Gardening Articles

7 Less Conventional Ways to Improve Garden Soil

If you’re looking to upgrade your vegetable garden this season, you’re going to need to start with the soil. Healthy soil is the foundation of a successful vegetable garden, so making sure your soil is in peak condition is essential. Here are 7 ways to improve your vegetable garden soil and get your garden ready for the growing season.

1. Peat Moss

Bags of moss peat (from sphagnun-rich moorland bogs) or sedge peat (from sedge and reed-rich lowland marshes) used to be a popular soil conditioner years ago, especially when gardeners wanted to acidify their soil.
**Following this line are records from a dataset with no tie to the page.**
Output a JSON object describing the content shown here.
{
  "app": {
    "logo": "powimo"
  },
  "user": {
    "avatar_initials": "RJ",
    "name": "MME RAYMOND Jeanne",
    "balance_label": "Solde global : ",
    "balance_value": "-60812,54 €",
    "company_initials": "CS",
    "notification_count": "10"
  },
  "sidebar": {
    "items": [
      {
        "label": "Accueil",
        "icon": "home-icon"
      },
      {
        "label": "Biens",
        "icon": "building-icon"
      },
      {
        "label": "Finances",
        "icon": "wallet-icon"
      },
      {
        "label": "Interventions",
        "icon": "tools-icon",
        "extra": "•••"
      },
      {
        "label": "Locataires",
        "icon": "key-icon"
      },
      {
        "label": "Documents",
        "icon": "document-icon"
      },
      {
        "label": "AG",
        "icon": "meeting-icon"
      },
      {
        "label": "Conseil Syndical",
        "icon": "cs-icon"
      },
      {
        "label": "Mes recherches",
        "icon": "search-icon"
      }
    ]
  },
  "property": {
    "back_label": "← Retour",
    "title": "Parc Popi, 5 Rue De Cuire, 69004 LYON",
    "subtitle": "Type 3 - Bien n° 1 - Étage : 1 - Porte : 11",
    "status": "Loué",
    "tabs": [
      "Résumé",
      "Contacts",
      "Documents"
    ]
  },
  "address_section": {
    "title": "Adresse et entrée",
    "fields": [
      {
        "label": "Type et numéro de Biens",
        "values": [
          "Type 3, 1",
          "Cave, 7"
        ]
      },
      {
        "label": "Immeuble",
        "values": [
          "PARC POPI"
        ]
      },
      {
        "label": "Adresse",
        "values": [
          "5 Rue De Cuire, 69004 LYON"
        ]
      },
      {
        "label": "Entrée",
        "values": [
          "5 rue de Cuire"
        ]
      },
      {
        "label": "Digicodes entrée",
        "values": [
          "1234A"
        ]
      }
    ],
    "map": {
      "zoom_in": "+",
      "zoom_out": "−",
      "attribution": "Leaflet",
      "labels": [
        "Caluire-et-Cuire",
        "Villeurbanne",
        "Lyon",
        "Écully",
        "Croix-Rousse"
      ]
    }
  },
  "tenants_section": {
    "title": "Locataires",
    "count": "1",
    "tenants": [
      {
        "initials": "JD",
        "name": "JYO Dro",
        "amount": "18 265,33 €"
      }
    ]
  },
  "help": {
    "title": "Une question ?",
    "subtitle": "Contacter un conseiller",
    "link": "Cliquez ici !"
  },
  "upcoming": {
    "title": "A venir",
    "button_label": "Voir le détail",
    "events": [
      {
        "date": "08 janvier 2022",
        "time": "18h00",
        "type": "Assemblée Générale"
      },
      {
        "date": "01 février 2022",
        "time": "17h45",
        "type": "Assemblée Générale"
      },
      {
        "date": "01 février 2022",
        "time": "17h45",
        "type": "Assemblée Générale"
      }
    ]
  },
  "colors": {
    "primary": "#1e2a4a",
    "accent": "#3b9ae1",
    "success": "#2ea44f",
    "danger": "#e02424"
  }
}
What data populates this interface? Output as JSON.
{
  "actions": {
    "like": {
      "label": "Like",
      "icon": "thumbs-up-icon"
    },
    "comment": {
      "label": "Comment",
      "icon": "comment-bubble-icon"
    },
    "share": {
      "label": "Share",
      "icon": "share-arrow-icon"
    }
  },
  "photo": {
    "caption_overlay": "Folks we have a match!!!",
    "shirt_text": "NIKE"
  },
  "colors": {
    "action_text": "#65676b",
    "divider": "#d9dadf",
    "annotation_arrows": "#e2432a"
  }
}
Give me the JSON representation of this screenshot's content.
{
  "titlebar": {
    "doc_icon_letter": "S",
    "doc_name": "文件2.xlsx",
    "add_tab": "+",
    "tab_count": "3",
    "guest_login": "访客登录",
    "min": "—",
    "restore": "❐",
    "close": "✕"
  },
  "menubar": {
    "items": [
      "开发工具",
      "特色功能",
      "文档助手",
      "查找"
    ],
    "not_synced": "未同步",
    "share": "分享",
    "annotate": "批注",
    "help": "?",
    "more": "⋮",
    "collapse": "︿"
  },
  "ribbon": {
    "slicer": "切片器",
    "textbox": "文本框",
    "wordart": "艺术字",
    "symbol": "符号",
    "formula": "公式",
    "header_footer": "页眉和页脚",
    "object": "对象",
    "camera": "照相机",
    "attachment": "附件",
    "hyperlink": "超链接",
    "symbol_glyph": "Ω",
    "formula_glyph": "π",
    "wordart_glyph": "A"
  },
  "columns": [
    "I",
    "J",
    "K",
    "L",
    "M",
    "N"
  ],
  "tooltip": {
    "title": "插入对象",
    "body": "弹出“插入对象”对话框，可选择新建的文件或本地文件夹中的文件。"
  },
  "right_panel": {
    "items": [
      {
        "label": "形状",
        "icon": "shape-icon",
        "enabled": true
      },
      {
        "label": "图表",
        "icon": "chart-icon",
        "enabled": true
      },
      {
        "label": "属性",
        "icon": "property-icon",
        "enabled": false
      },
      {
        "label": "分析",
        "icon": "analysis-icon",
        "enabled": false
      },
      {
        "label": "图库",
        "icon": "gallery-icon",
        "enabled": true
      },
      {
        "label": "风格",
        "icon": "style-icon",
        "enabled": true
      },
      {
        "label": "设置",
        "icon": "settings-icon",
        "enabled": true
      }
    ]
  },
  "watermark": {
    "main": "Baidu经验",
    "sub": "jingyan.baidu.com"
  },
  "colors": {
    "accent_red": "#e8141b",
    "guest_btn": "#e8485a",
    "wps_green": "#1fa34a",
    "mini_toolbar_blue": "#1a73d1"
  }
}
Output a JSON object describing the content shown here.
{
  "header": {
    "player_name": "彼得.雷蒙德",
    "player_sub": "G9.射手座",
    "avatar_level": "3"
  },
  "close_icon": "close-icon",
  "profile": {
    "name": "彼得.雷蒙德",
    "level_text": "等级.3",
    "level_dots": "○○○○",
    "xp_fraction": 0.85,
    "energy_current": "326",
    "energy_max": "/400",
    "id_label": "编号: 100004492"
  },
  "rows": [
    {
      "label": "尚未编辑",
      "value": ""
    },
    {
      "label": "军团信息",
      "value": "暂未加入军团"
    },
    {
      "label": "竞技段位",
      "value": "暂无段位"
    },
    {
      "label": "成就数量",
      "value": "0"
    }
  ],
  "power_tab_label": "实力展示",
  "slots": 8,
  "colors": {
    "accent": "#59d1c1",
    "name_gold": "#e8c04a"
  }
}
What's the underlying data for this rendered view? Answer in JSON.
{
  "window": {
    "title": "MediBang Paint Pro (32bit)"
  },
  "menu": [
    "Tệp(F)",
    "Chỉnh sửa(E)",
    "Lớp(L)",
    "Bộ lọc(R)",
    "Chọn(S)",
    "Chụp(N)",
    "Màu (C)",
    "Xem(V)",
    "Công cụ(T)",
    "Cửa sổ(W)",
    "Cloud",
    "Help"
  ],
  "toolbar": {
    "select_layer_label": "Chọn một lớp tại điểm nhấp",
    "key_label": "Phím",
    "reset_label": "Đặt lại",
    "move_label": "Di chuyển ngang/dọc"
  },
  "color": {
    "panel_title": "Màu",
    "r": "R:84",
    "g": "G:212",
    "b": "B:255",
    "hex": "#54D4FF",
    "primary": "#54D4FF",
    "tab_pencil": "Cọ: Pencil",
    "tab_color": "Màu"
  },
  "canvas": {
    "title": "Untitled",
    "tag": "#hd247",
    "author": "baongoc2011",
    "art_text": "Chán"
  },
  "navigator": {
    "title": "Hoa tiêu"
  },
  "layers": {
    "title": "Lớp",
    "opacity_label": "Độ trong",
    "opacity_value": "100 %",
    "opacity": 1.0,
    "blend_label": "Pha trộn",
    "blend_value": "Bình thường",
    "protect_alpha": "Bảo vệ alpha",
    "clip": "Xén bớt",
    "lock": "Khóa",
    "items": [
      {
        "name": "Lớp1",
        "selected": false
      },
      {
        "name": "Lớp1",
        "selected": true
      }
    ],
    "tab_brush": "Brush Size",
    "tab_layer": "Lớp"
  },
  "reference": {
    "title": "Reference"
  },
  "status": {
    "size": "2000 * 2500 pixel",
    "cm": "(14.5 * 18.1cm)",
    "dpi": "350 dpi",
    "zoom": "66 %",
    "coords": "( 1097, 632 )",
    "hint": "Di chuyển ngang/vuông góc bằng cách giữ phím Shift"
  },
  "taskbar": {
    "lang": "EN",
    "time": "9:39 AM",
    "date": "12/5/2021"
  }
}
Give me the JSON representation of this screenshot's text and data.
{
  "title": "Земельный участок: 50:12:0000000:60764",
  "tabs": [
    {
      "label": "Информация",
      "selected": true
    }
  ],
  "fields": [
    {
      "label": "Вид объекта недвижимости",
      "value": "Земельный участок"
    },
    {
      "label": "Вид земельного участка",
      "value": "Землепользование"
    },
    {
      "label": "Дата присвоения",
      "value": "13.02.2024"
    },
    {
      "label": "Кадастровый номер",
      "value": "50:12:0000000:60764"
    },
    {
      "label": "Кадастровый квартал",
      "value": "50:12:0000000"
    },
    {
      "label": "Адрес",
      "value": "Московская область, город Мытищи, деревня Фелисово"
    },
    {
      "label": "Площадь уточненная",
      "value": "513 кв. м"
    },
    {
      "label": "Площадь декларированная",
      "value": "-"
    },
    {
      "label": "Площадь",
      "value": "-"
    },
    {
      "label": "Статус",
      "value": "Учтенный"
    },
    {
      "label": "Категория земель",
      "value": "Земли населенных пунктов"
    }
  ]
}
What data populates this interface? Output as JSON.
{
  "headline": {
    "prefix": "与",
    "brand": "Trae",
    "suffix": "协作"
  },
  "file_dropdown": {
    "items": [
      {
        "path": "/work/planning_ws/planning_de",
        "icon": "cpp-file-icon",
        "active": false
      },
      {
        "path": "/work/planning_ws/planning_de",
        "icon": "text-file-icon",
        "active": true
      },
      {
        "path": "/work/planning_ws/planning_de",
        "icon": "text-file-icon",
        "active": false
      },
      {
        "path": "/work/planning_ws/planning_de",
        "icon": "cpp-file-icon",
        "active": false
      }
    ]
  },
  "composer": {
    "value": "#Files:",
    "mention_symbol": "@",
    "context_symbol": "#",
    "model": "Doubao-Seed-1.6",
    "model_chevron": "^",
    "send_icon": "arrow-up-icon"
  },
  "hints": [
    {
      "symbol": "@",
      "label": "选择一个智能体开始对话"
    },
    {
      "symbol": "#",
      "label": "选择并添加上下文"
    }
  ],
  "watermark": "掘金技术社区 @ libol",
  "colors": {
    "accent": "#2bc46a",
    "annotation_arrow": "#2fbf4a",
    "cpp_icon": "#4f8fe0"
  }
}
Nowadays, its widespread use has been curbed by environmental concerns. Worried about the long-term effects of commercial peat extraction, many gardeners have stopped using peat products and search for alternatives. Coir or coconut fiber has been widely embraced as a peat replacement.

2. Spent Mushroom Compost

This by-product of the mushroom-growing industry used to be more widely available than it is now and was much-favored by landscapers. A mixture of animal manure, loam, and chalk, this used to provide a cheap source of bulky organic matter to dig in or spread over soil as long as lime-hating plants like rhododendrons were not present. Organic gardeners should only take compost from organic mushroom production units. One would usually order a small lorry load for the garden from local suppliers, but it is scarcer and being superseded by waste from municipal compost recycling schemes.

3. Municipal Compost

Under initiatives to reduce landfill, local authorities are embracing their own composting schemes. Green waste is collected from households and composted on an industrial scale. The results are sold to golf courses as top dressing for greens (the finest grade), bagged and sold through garden centers as soil conditioner, and sold by the truck load to landscapers and those with larger gardens. The compost is thoroughly rotted and the temperature of the heaps is tested regularly throughout the process and is high enough to kill the roots of pernicious weeds and weed seeds.

4. Composted bark

Bark is widely used in horticulture, but only well-composted bark should be dug into the soil. This is potentially an expensive way of conditioning soil, but bags of bark are widely available at garden centers and are an easy means of improving small areas of ground.

5. Pulverized bark and shredded prunings

Both these materials are routinely spread over soil as a mulch to conserve moisture ami suppress weeds, but as they are not yet decomposed, they have the potential to rob the soil of nitrogen while rotting down, because the bacteria involved will use up nitrogen. Don’t dig these mulches in and, if you use them, add a fertilizer to the soil under the mulch. Heavy mulches like these discourage self-seeding and are perhaps not a good idea in cottage gardens where one would like aquilegias, forget-me-nots, foxgloves, honesty, and other plants to self-sow.

6. Cocoa shell

Main gardeners looking for mulching materials favor this product, which is made from the outer husk of the cocoa bean. It makes a good weed-inhibiting mulch, is said to repel slugs, and will acidify soil. Cocoa mulch can be harmful to dogs and some are tempted to eat it. At one stage in its decomposition, a mold grows over the mulch, but this is quite natural.

7. Seaweed

Seaweed contains a lot of potash and an alginate that helps bind soil particles together. Either dig straight into empty ground when wet, or add to the compost heap. I used to worn about the salt content, but some gardens have been treated with seaweed over a long period with no unwanted side effects. Dried seaweed meal is a good soil improver and calcified seaweed seems to benefit both light and heavy soils, improving structure and helping plant growth.